Rujukan pertama adalah Putusan Pilgub Provinsi Maluku Utara 2018. Dia menyebut dalam gugatan Pilgub Malut 2018 terdapat permintaan diskualifikasi yang baru muncul pada tahapan PSU (Pemungutan suara ulang).
“Gubernur petahana dilaporkan melanggar pasal 71 UU Pemilukada serentak. Bawaslu Provinsi Maluku Utara merekomendasikan untuk didiskualifikasi. Mahkamah berpendapat, pendiskualifikasian adalah wewenang badan penegak hukum lain untuk menyelesaikannya,” ucap Heru.
Contoh lainnya adalah putusan MK dalam sengketa Pilkada Kabupaten Kuantan Singingi, 2015. Ada permohonan diskualifikasi pemenang karena disebut tidak memenuhi syarat dukungan partai politik. MK, kata Heru, menyatakan permasalahan hukum tersebut termasuk dalam kategori sengketa TUN pemilihan yang merupakan wewenang lembaga lain.
Ketiga, Heru mencontohkan putusan sengketa Pilkada Kabupaten Jayapura 2017 yang di dalamnya terdapat permohonan mendiskualifikasi Bupati petanaha atas tindakan mengganti pejabat, sebagaimana rekomendasi Bawaslu. Hasilnya, MK menyatakan rekomendasi tersebut baru dikeluarkan setelah selesai rekapitulasi penetapan hasil, sehingga tidak relevan untuk dipertimbangkan dan MK kemudian menolak permohonan diskualifikasi.
“Contoh keempat, soal diskualifikasi yang terdapat putusan Mahkamah dalam Pilbup Kabupaten Kepulauan Yapen 2017, yang justru memulihkan tindakan diskualifikasi yang dilakukan penyelenggara setelah pemilihan selesai. Dalam perkara a quo, ambang batas tidak dipenuhi pemohon, karena pada saat pleno penetapan hasil tingkat kabupaten, perolehan suara pemohon di-nol-kan oleh KPU Kepulauan Yapen, sesuai rekomendasi untuk mendiskualifikasi dari Panwaslu Yapen. KPU RI dan Bawaslu RI meminta KPU Kepulauan Yapen untuk mencabut pendiskualifikasian, namun tidak diindahkan. Sekalipun pemohon tidak memenuhi syarat ambang batas, Mahkamah menjatuhkan putusan sela dengan amar perintah PSU se-Kabupaten, dengan mengikutsertakan pasangan calon yang didiskualifikasi,” tutur Heru.
[irp]
Dia pun menilai MK konsisten menyikapi paradigma baru tentang diskualifikasi dalam rezim Pemilihan serentak yang menjadi wewenang lembaga lain untuk menyelesaikannya. Putusan-putusan MK itu, menurut Heru, sudah tepat dan relevan untuk dijadikan ukuran dalam mempertimbangkan permohonan diskualifikasi dalam perselisihan hasil Pilpres 2019, meskipun disebutnya hukum Indonesia tidak menjalankan stare decicis atau precedent.

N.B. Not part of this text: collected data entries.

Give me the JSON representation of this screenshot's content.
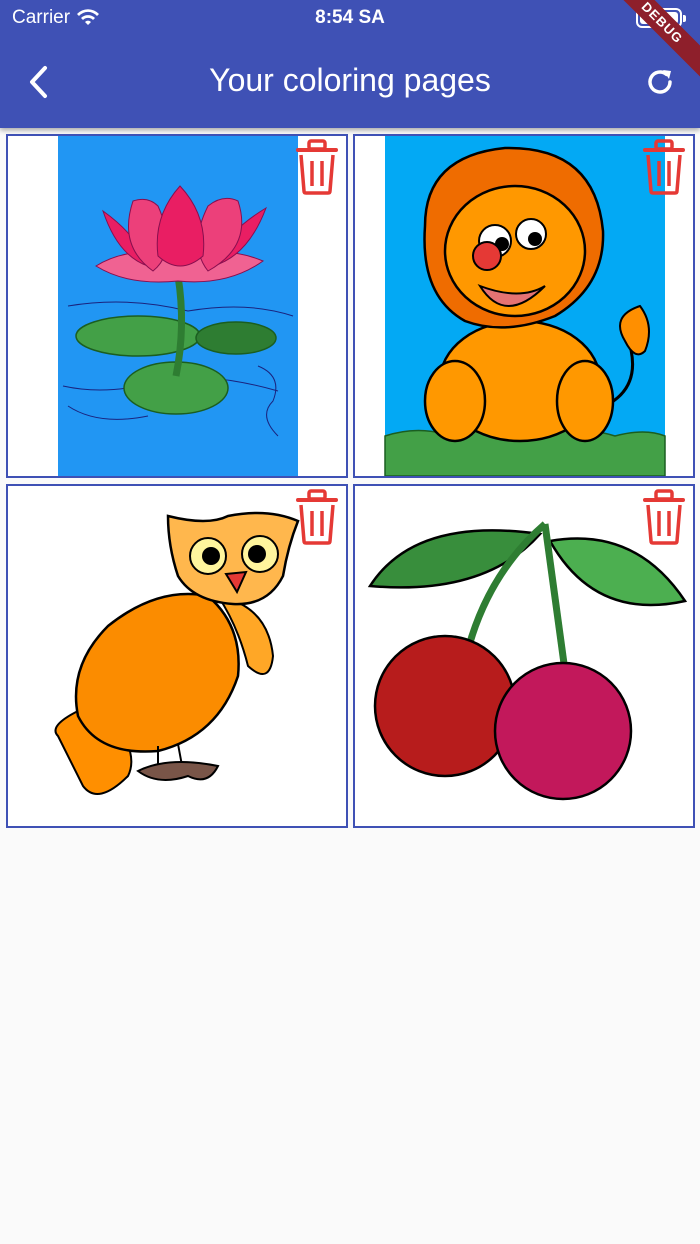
{
  "status_bar": {
    "carrier": "Carrier",
    "time": "8:54 SA"
  },
  "app_bar": {
    "title": "Your coloring pages",
    "debug_banner": "DEBUG"
  },
  "colors": {
    "primary": "#3f51b5",
    "delete": "#e53935"
  },
  "pages": [
    {
      "subject": "lotus flower",
      "icon": "trash-icon"
    },
    {
      "subject": "lion",
      "icon": "trash-icon"
    },
    {
      "subject": "owl",
      "icon": "trash-icon"
    },
    {
      "subject": "cherries",
      "icon": "trash-icon"
    }
  ]
}
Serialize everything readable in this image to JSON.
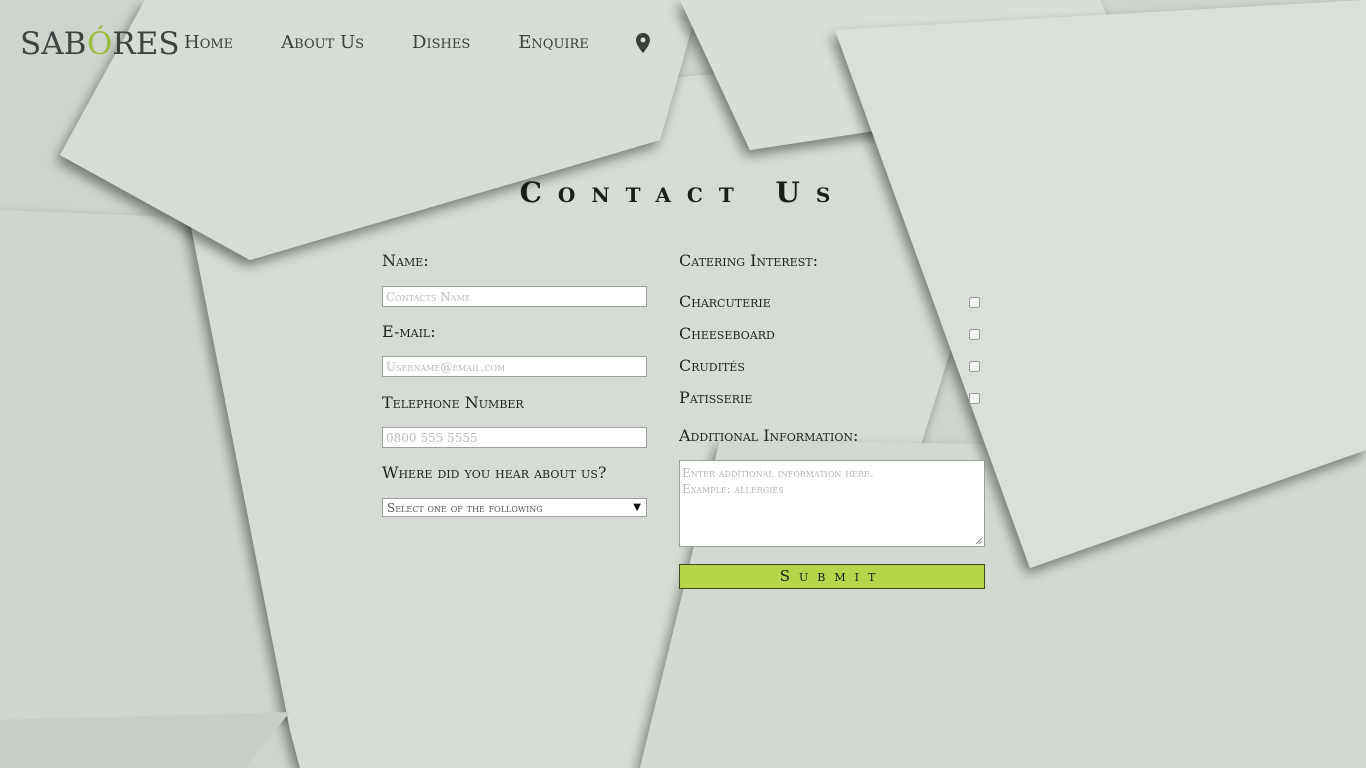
{
  "brand": {
    "logo_text_pre": "SAB",
    "logo_accent": "Ó",
    "logo_text_post": "RES",
    "accent_color": "#9bbd3c"
  },
  "nav": {
    "items": [
      {
        "label": "Home"
      },
      {
        "label": "About Us"
      },
      {
        "label": "Dishes"
      },
      {
        "label": "Enquire"
      }
    ],
    "location_icon": "map-pin-icon"
  },
  "page": {
    "title": "Contact Us"
  },
  "form": {
    "name_label": "Name:",
    "name_placeholder": "Contacts Name",
    "email_label": "E-mail:",
    "email_placeholder": "Username@email.com",
    "phone_label": "Telephone Number",
    "phone_placeholder": "0800 555 5555",
    "source_label": "Where did you hear about us?",
    "source_selected": "Select one of the following",
    "catering_label": "Catering Interest:",
    "catering_options": [
      {
        "label": "Charcuterie",
        "checked": false
      },
      {
        "label": "Cheeseboard",
        "checked": false
      },
      {
        "label": "Crudités",
        "checked": false
      },
      {
        "label": "Patisserie",
        "checked": false
      }
    ],
    "additional_label": "Additional Information:",
    "additional_placeholder_line1": "Enter additional information here.",
    "additional_placeholder_line2": "Example: allergies",
    "submit_label": "Submit",
    "submit_color": "#b7d54a"
  }
}
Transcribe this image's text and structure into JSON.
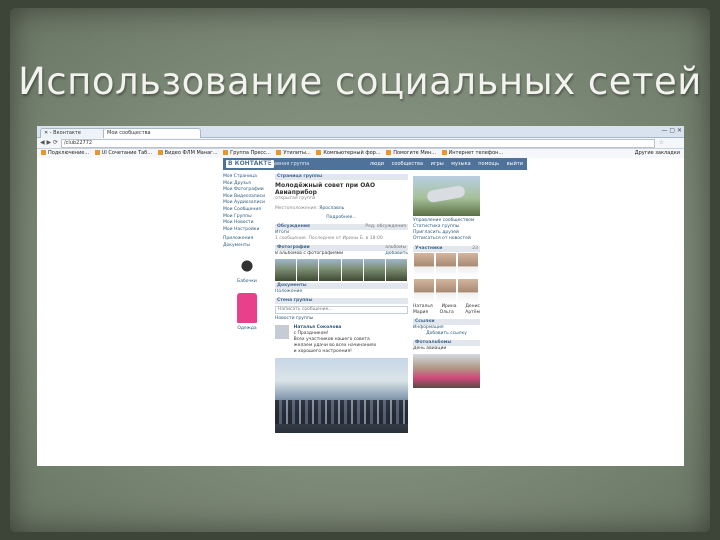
{
  "slide": {
    "title": "Использование социальных сетей"
  },
  "browser": {
    "tabs": [
      {
        "label": "✕ - Вконтакте",
        "active": false
      },
      {
        "label": "Мои сообщества",
        "active": true
      }
    ],
    "window_controls": "— ▢ ✕",
    "nav_glyphs": "◀ ▶ ⟳",
    "url": "/club22772",
    "bookmarks": [
      "Подключение...",
      "Ul Сочетание Таб...",
      "Видео ФЛМ Манаг...",
      "Группа Пресс...",
      "Утилиты...",
      "Компьютерный фор...",
      "Помогите Мин...",
      "Интернет телефон..."
    ],
    "bookmarks_right": "Другие закладки"
  },
  "vk": {
    "logo": "В КОНТАКТЕ",
    "home": "« Главная группа",
    "menu": [
      "люди",
      "сообщества",
      "игры",
      "музыка",
      "помощь",
      "выйти"
    ],
    "left_nav": [
      "Моя Страница",
      "Мои Друзья",
      "Мои Фотографии",
      "Мои Видеозаписи",
      "Мои Аудиозаписи",
      "Мои Сообщения",
      "Мои Группы",
      "Мои Новости",
      "Мои Настройки",
      "Приложения",
      "Документы"
    ],
    "breadcrumb": "Страница группы",
    "group_title": "Молодёжный совет при ОАО Авиаприбор",
    "group_subtitle": "открытая группа",
    "status_label": "Местоположение:",
    "status_value": "Ярославль",
    "more_info": "Подробнее...",
    "discussions_header": "Обсуждения",
    "discussions_right": "Ред. обсуждения",
    "discussion_topic": "Итоги",
    "discussion_meta": "1 сообщение. Последнее от Ирины Б. в 18:00",
    "photos_header": "Фотографии",
    "photos_right": "альбомы",
    "photos_meta": "8 альбомов с фотографиями",
    "photos_add": "Добавить",
    "docs_header": "Документы",
    "docs_item": "Положение",
    "wall_header": "Стена группы",
    "wall_placeholder": "Написать сообщение...",
    "wall_tab": "Новости группы",
    "post_author": "Наталья Соколова",
    "post_lines": [
      "с Праздником!",
      "Всех участников нашего совета",
      "желаем удачи во всех начинаниях",
      "и хорошего настроения!"
    ],
    "right_links": [
      "Управление сообществом",
      "Статистика группы",
      "Пригласить друзей",
      "Отписаться от новостей"
    ],
    "members_header": "Участники",
    "members_count": "23",
    "members": [
      "Наталья",
      "Ирина",
      "Денис",
      "Мария",
      "Ольга",
      "Артём"
    ],
    "links_header": "Ссылки",
    "links_items": [
      "Информация",
      "Добавить ссылку"
    ],
    "album_header": "Фотоальбомы",
    "album_caption": "День авиации",
    "adv_items": [
      "Бабочки",
      "Одежда"
    ]
  }
}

“Argumentasinya, memang bahwa setiap majelis bebas membuat putusan sesuai dengan pertimbangan, keyakinan dan kesepakatan yang majelis capai. Namun demikian, di negara-negara non-precedent didapati kelaziman, sebagaimana dikemukakan Prof Bagir Manan bahwa majelis hakim menjaga konsistensi dengan putusan-putusan terdahulu, demi kepastian hukum dan menjadi petunjuk bagi pihak yang akan mengajukan perkara,” tuturnya.